Aspartoacylase deficiency is a neurodegenerative disease which typically starts in the first months of life with muscular hypotonia and developmental standstill. One of the first diagnostic procedures in this situation is an ultrasound of the brain. There is little information available about sonographic changes in Canavan disease. We present for the first time an ultrasound follow-up in a proven case of aspartoacylase deficiency from 3 weeks to 22 months. High echogenicity of the white matter was present in the neonatal period. Additional sonographic phenomena resulting in a characteristic pattern were shown in further investigations. The distinctive sonomorphology is compared to a few other cases in the literature. The correlation to the neuropathological course of the white matter changes is discussed.

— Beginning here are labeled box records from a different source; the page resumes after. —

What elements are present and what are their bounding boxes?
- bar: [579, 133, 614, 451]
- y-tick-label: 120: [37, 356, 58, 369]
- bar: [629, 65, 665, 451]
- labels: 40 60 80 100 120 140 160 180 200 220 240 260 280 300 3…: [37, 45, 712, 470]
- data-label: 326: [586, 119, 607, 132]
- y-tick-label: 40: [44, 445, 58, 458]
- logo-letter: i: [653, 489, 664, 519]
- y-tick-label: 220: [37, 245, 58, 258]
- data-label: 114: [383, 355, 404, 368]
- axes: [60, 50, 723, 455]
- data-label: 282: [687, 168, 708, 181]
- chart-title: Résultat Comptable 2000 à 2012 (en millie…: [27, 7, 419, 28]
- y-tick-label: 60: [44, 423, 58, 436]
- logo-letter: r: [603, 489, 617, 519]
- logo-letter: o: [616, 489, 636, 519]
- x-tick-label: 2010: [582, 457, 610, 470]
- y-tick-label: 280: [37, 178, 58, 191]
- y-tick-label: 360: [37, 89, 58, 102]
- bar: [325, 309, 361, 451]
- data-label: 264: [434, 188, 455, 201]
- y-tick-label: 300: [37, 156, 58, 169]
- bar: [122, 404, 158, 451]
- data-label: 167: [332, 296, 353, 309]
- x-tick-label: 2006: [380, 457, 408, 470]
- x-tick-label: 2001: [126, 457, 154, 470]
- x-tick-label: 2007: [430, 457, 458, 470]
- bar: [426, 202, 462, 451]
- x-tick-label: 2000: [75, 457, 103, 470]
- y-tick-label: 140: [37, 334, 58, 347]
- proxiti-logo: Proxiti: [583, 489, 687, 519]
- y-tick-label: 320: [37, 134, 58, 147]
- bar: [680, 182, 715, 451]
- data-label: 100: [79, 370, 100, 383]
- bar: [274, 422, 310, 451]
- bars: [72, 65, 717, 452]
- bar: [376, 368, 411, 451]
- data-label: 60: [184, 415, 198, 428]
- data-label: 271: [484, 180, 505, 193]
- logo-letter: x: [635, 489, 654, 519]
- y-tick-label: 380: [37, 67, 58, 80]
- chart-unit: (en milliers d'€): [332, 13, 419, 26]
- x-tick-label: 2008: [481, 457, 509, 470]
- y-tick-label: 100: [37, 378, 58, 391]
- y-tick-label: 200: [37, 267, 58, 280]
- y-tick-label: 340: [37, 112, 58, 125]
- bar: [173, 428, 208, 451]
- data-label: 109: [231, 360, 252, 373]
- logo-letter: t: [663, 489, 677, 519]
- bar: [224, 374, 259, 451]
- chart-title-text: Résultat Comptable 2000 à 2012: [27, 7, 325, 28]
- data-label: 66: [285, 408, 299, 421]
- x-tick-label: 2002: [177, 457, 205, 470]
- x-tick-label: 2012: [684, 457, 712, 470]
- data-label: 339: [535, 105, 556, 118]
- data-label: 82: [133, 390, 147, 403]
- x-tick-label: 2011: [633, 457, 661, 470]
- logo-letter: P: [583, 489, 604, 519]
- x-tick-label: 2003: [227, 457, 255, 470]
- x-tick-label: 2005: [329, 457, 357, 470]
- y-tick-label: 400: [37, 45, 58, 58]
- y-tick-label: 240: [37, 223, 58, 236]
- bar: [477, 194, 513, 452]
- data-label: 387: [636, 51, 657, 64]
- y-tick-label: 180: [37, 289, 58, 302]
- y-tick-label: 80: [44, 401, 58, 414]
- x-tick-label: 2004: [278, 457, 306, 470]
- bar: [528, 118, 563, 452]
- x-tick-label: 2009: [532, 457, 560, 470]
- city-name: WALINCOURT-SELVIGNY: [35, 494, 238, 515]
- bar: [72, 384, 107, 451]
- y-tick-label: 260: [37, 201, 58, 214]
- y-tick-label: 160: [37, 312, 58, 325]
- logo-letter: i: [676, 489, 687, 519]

Recognition of the sonographic features in addition to the clinical presentation may contribute to an effective biochemical work-up.
天冬氨酸酰基转移酶缺乏症是一种神经退行性疾病,通常在生命的最初几个月开始,伴有肌张力减退和发育停滞。这种情况下的首批诊断程序之一是脑部超声检查。关于卡纳万病的超声变化,目前可用信息很少。我们首次展示了一个经证实的天冬氨酸酰基转移酶缺乏症病例从3周龄到22个月龄的超声随访情况。新生儿期出现白质高回声。在进一步检查中发现了导致特征性模式的其他超声现象。将这种独特的超声形态与文献中的其他一些病例进行了比较。讨论了与白质变化的神经病理学过程的相关性。除临床表现外,识别超声特征可能有助于进行有效的生化检查。